Student patrols to help security

For all the graduate students who dreamed of being Batman when they were young, the chance may soon come to live out their childhood fantasies: biology TA by day, crime stopper by night.

 

Clarence Birkhead, chief of police of the Duke University Police Department, said the University is currently looking at a number of options to increase the visiblity of security personnel on campus--an ongoing initiative that received particular attention after a student was robbed, presumably at gunpoint, at an ATM in the Bryan Center Nov. 30. Among the possibilities under consideration is the initiation of graduate student patrols at night.

 

"We are reviewing all our options in employing individuals to assist with an increased security visibility effort," Birkhead said. "If graduate students are interested in giving back to the community while being paid to do so, we need to consider them as an option. It may be a pool we haven't looked at in the past, so it could be an untapped resource we could use to fill some non-confrontational security positions."

 

In an e-mail forwarded to graduate students via the Office of Graduate Student Affairs, Birkhead asked that interested students contact DUPD. Graduate students would be paid $10 per hour to "provide increased security visibility in the form of vehicle patrol or stationary assignments throughout campus" during evening hours, between 6 p.m. and 4:30 a.m.

 

Although the program under consideration has not drawn overwhelming interest from graduate students, Birkhead said a few have contacted his department about the positions. "The fact that we do have some interest is a good sign," he said.

 

Kemel Dawkins, vice president for campus services, noted that the use of students to augment security patrols is a tactic other universities have employed in the past. "Students, particularly graduate students, have been involved in providing security in other places. They are not necessarily on patrols, and their roles may be as simple as providing building security, locking doors, serving as eyes and ears and radio contact around campus, or providing escort assistance."

 

The University of Carolina at Chapel Hill is among those universities that have used student patrols for a number of years, said Derek Poarch, director of UNC's department of public safety.
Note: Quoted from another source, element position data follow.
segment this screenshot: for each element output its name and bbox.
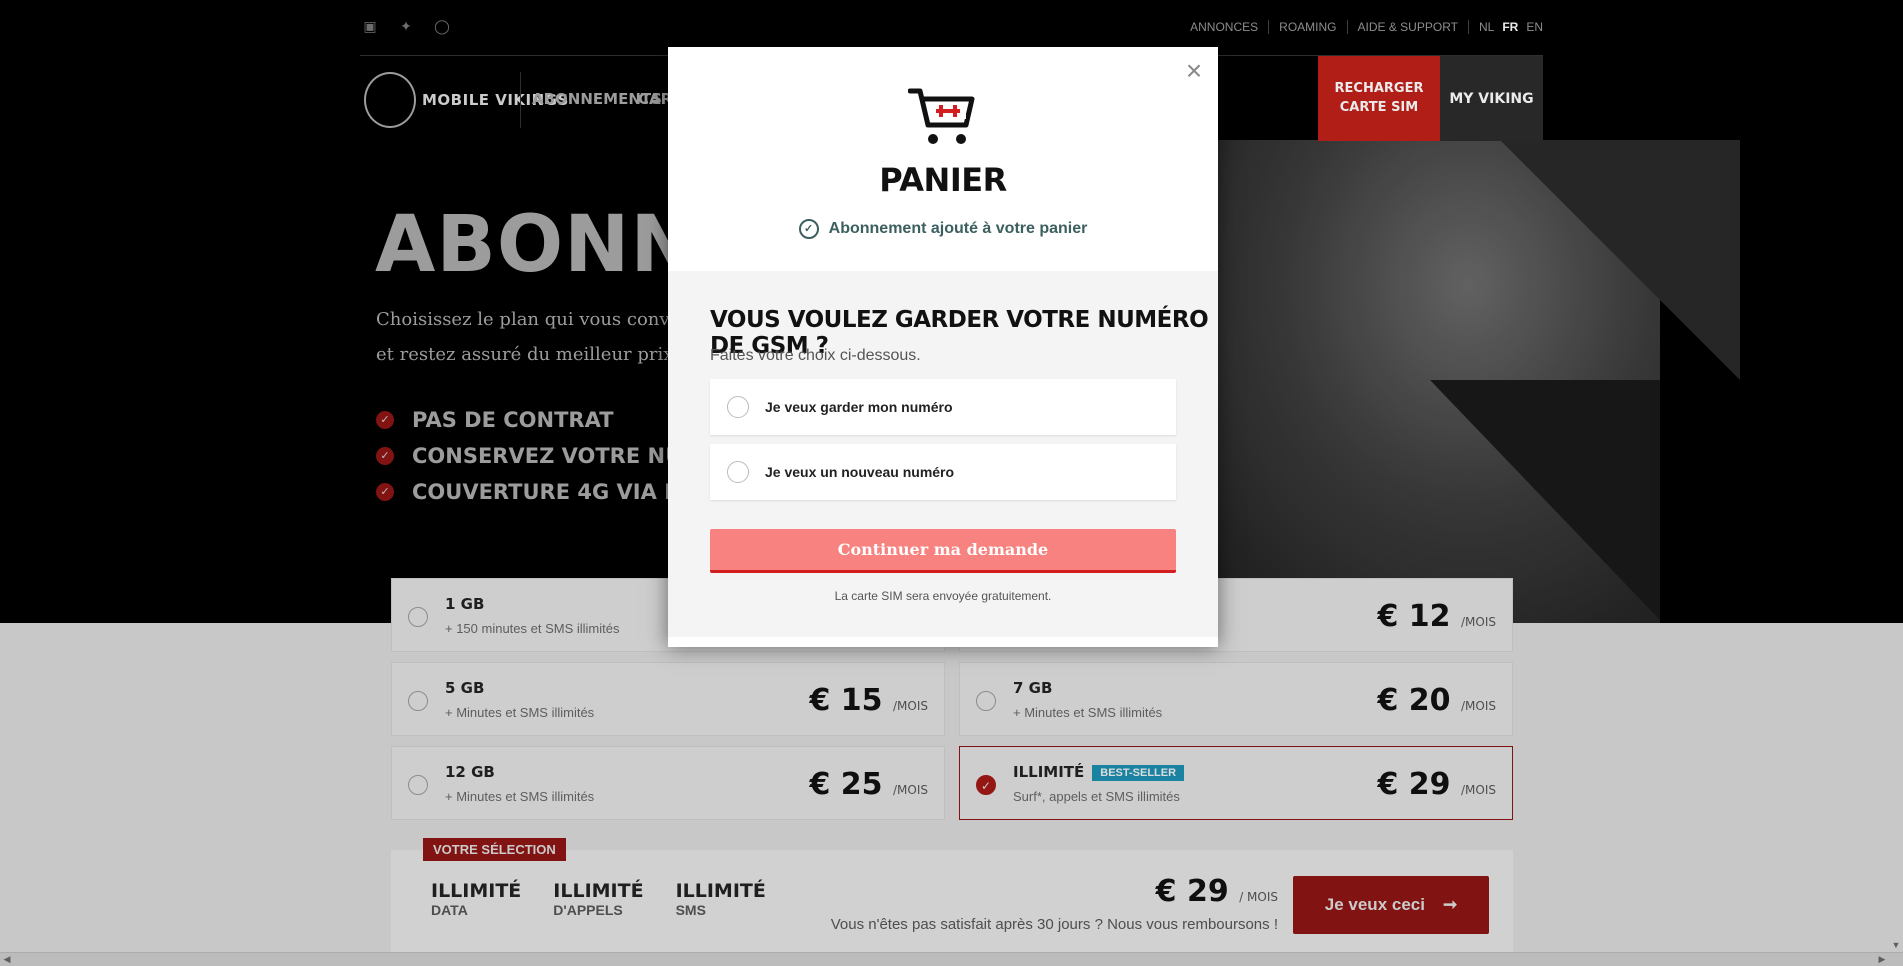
radio-keep-number[interactable] <box>727 396 749 418</box>
option-keep-number[interactable]: Je veux garder mon numéro <box>710 379 1176 435</box>
continue-button[interactable]: Continuer ma demande <box>710 529 1176 573</box>
number-question-sub: Faites votre choix ci-dessous. <box>710 347 921 364</box>
radio-new-number[interactable] <box>727 461 749 483</box>
close-icon[interactable]: × <box>1182 57 1206 85</box>
option-new-number[interactable]: Je veux un nouveau numéro <box>710 444 1176 500</box>
modal-title: PANIER <box>879 161 1007 199</box>
option-label: Je veux un nouveau numéro <box>765 464 955 480</box>
shopping-cart-icon <box>908 88 975 144</box>
number-choice-section: VOUS VOULEZ GARDER VOTRE NUMÉRO DE GSM ?… <box>668 271 1218 637</box>
added-text: Abonnement ajouté à votre panier <box>828 220 1088 237</box>
check-circle-icon: ✓ <box>798 219 819 239</box>
option-label: Je veux garder mon numéro <box>765 399 953 415</box>
free-sim-note: La carte SIM sera envoyée gratuitement. <box>834 589 1052 603</box>
added-confirmation: ✓ Abonnement ajouté à votre panier <box>668 219 1218 239</box>
cart-modal: × PANIER ✓ Abonnement ajouté à votre pan… <box>668 47 1218 647</box>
He noted that UNC's student patrols include undergraduate students.

 

Although Birkhead said the University was not currently considering undergraduates as possible patrollers, Dawkins said the option was not ruled out entirely.

 

Poarch said the student patrollers at UNC are trained on such basics as eyewitness identification, how to call in information over the radio and what to look for on their patrols, but that they do not take action when they see something suspicious.

 

"They have radios with which they can communicate with our dispatch center, but the students have no law enforcement capacity, and their uniforms clearly distinguish them as student patrollers," Poarch said. "They just contact our communications center and we send police officers."

 

Birkhead said DUPD would similarly provide training for patrollers at Duke, should the program be put in place. "Anyone we hire will be trained in what to look for and how to respond if they do encounter situations of suspicious nature," Birkhead said.

 

Alex Niejelow, Duke Student Government vice president for facilities and athletics, said the idea of using graduate students to patrol seems sound, as long as the patrollers are properly trained.

 

"Proper training is more than just how to use a radio," he said. "They would need to know how to drive a University vehicle, how to give a good description of somebody and a reason they were suspicious. There's always a sense in a community of whom the police are picking to stop and why they're stopping them. It can't just be that the hair on their back rises up."

 

Niejelow noted that the University will also have to keep in mind that students are not necessarily as reliable as other personnel. "Both undergraduates and graduate students have huge time commitments, and extracurriculars can easily be put on the backburner," he said.

 

The University is also considering other options that could increase the visibility of security personnel on campus. Birkhead said DUPD may contract out with a security service, or may hire on more permanent personnel within the department. The latter option could prove difficult, however, as the region is currently experiencing a shortage of officers to hire--an issue with which the University will have to deal as it tries to recruit officers to support extended patrols off East Campus.

 

"Typically what universities and other entities do is have some mix of policing that is provided by a police force and security that is provided by some security company," Dawkins said. Currently, the DUPD has 50 sworn officers, 63 security officers and 30 support staff.